When I was a child, negative talk about being black was so common in media and society that I eventually became desensitized to it — I figured, “It is what it is,” and doubted attempts to publicize black beauty and empowerment, thinking it was up to the individual to move past or get over these negative perceptions. Fortunate to no longer feel that way, I was excited to see Emory University offering a course in “The Power of Black Self-Love” as part of their Interdisciplinary Exploration and Scholarship (IDEAS) program.
The course was created by Dianne Stewart and Donna Troka, adjunct assistant professor in Emory’s Institute for the Liberal Arts (ILA) and associate director for the Center for Faculty Development and Excellence (CFDE), exploring topics such as the influence of “Black Twitter” over the past decade, the impact of social media on the Black Lives Matter movement, and phenomenon of “Black Girl Magic.” They decided to co-teach the course after hearing their students’ experiences in their courses — Stewart’s “Black Love” and Troka’s “Resisting Racism.”
Troka recalls the discussions in class:
“These are some amazingly sharp students who have engaged in difficult — and sometimes vulnerable — conversations,” says Troka. “Many have had to learn to negotiate environments that were sometimes overtly, sometimes covertly against them, and are now thinking about it theoretically, culturally and personally.”
McKayla Williams, a student in the course, considered the “policing of blackness and the black experience,” as one of the greatest obstacles of self-love from both within and outside of the black community, the took the opportunity to interview students about their experiences and thoughts on what it means to be black and what they loved about it.
In the age of social media I find this is to be extremely important, as it’s so easy to dismiss another or lack empathy for someone without the same experience or opinion as the popular masses.
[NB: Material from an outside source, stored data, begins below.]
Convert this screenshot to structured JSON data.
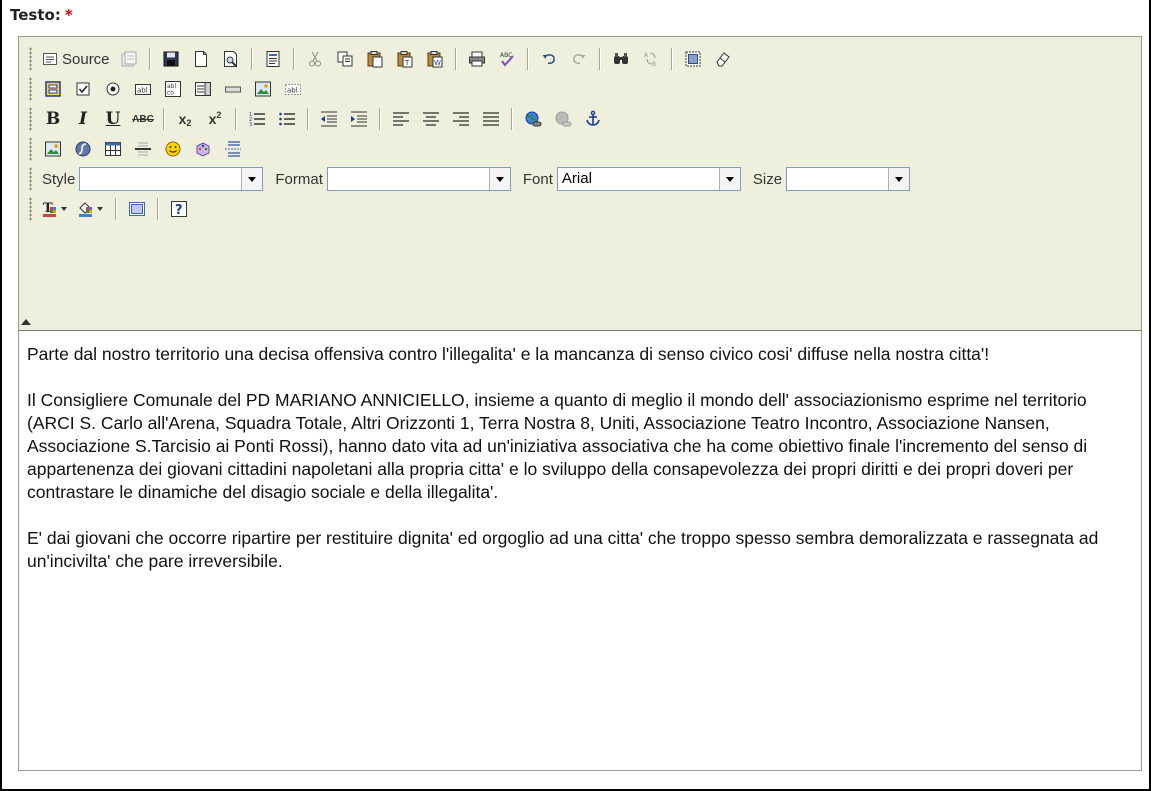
{
  "field": {
    "label": "Testo:",
    "required_mark": "*"
  },
  "toolbar": {
    "source_label": "Source",
    "style_label": "Style",
    "style_value": "",
    "format_label": "Format",
    "format_value": "",
    "font_label": "Font",
    "font_value": "Arial",
    "size_label": "Size",
    "size_value": "",
    "bold_label": "B",
    "italic_label": "I",
    "underline_label": "U",
    "strike_label": "ABC",
    "subscript_label": "x",
    "superscript_label": "x"
  },
  "content": {
    "paragraphs": [
      "Parte dal nostro territorio una decisa offensiva contro l'illegalita' e la mancanza di senso civico cosi' diffuse nella nostra citta'!",
      "Il Consigliere Comunale del PD MARIANO ANNICIELLO, insieme a quanto di meglio il mondo dell' associazionismo esprime nel territorio (ARCI S. Carlo all'Arena, Squadra Totale, Altri Orizzonti 1, Terra Nostra 8, Uniti, Associazione Teatro Incontro, Associazione Nansen, Associazione S.Tarcisio ai Ponti Rossi), hanno dato vita ad un'iniziativa associativa che ha come obiettivo finale l'incremento del senso di appartenenza dei giovani cittadini napoletani alla propria citta' e lo sviluppo della consapevolezza dei propri diritti e dei propri doveri per contrastare le dinamiche del disagio sociale e della illegalita'.",
      "E' dai giovani che occorre ripartire per restituire dignita' ed orgoglio ad una citta' che troppo spesso sembra demoralizzata e rassegnata ad un'incivilta' che pare irreversibile."
    ]
  },
  "colors": {
    "toolbar_bg": "#efefde",
    "required": "#d00000",
    "combo_border": "#7f9db9"
  }
}
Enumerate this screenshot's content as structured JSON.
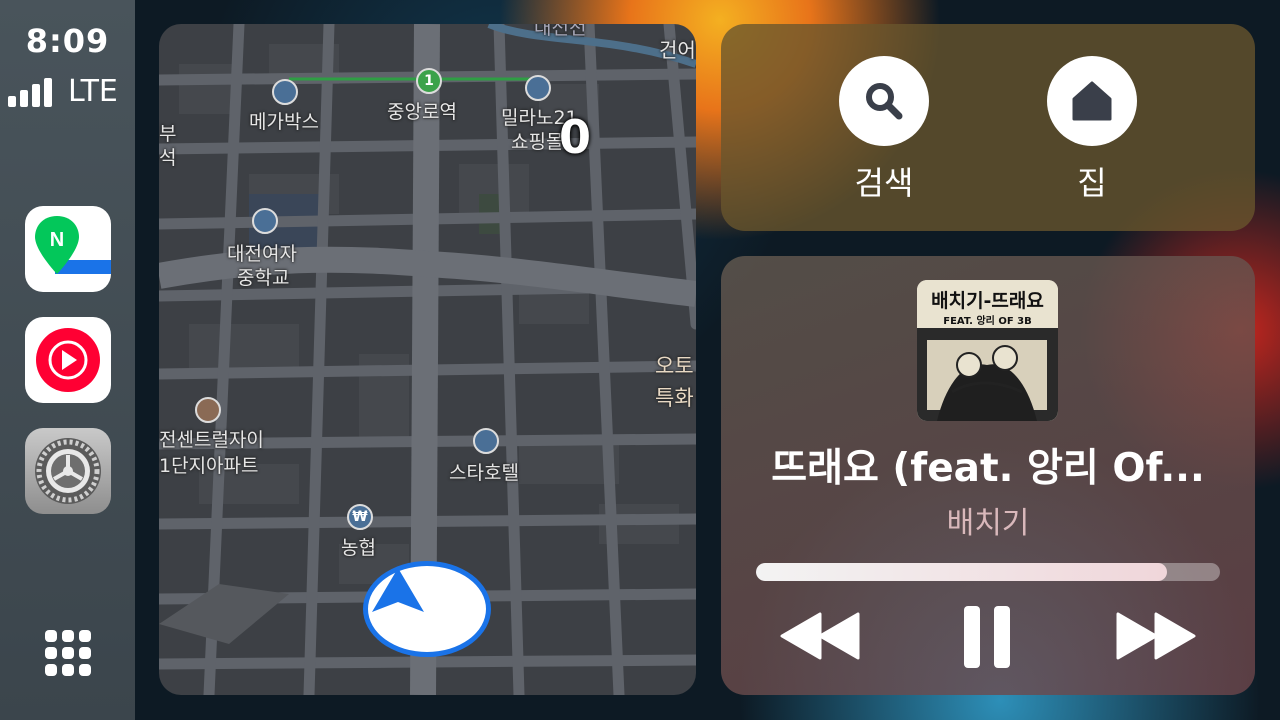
{
  "status": {
    "time": "8:09",
    "network": "LTE"
  },
  "sidebar": {
    "apps": [
      {
        "name": "Naver Map",
        "icon": "naver-map-icon"
      },
      {
        "name": "YouTube Music",
        "icon": "youtube-music-icon"
      },
      {
        "name": "Settings",
        "icon": "settings-gear-icon"
      }
    ],
    "grid_icon": "app-grid-icon"
  },
  "map": {
    "labels": {
      "top_cut": "대전천",
      "station": "중앙로역",
      "station_number": "1",
      "megabox": "메가박스",
      "milano_1": "밀라노21",
      "milano_2": "쇼핑몰",
      "left_cut_1": "부",
      "left_cut_2": "석",
      "school_1": "대전여자",
      "school_2": "중학교",
      "right_cut_top": "건어",
      "right_cut_1": "오토",
      "right_cut_2": "특화",
      "apt_1": "전센트럴자이",
      "apt_2": "1단지아파트",
      "hotel": "스타호텔",
      "bank": "농협",
      "bank_symbol": "₩"
    },
    "overlay_number": "0",
    "nav_icon": "navigation-arrow-icon"
  },
  "shortcuts": {
    "search_label": "검색",
    "home_label": "집"
  },
  "now_playing": {
    "art_title": "배치기-뜨래요",
    "art_subtitle": "FEAT. 앙리 OF 3B",
    "title": "뜨래요 (feat. 앙리 Of...",
    "artist": "배치기",
    "progress": 0.885
  },
  "colors": {
    "accent_blue": "#1a73e8",
    "youtube_red": "#ff0033",
    "naver_green": "#03c75a"
  }
}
Groupthink is often the norm on these channels, and a differing perspective can get one easily “dragged.”
To share the information introduced in the class and their final projects, presentations have been posted to Emory’s scholarblog website, and include several interviewee galleries, a Black Girl Magic gallery, Music of the Black Lives Matter Movement (featuring Kendrick Lamar and Beyoncé), and more.
Presentation highlights are also on display outside the CFDE office, located on the second floor of the Robert W. Woodruff Library — the same floor as the library’s main entrance. I would have loved to observe some of these classes.
What do you think of the course, BGLH readers?